私にバラ色は似合わない。けれど、私に白はとっても似合う。
そう言えば。白色もバラにある。
じゃあ白もバラ色だ。
私にも似合うバラ色、見つけた。

8/1/2023, 10:18:51 AM

「ねぇねぇ、明日もし晴れたらここ行こうよ」
楽しそうに読んでいた雑誌のページを指差してキミは言った。都内のイチオシフォトスポット、って。流石、僕よりひと回り以上若いだけあるね。

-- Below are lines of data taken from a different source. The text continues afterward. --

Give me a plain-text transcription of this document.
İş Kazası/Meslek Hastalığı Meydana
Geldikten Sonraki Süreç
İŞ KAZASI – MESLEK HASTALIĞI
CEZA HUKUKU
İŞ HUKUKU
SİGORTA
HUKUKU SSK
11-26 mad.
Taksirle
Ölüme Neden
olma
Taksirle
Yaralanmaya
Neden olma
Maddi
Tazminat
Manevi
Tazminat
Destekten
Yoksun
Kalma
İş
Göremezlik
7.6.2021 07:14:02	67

でも年齢の話をするとキミは決まって不機嫌になるから、心の中で思うだけにする。歳の差を、キミは気にしていることくらい分かってる。
でも本当はね、僕のほうがずっと気にしているかもしれない。永遠に縮まることのない差。仕方ないことだけど、なんとも悩ましい問題だ。けれどこれがもし、キミの生まれた年に僕も生まれたとして、果たして僕らは一緒になれただろうか。そんなふうに自問することがある。そして、その答えはNOだと思う。色々な、偶然や奇跡が重なって80億人の中からキミが僕の前に現れた。そう思ってる。なんだか、考え方は僕のほうが若いのかもしれない。キミは偶然とか奇跡をあまり信じないもんね。
「いいよ、行こうか」
隣に座るキミの手を握った。意味もなくそんなことをする僕をキミはキョトンとした顔で見る。言葉もなく、愛しいと思う時だってあるんだよ。年齢関係なくね。
だから、これからもよろしくね。

7/31/2023, 11:59:41 AM

好きと言わなければ、嫌われることはない。
助けを求めなければ、見返りを求められることもない。
友情という言葉に騙されなければ、裏切られることもない。

だから、私は一人でいたい。

いたいのに。

一人では、できることが少なすぎる。

涙を拭ってくれる人がいたなら。
そっと背中を押してくれる人がいたなら。
本当なら今も、笑っていられたんだろうな。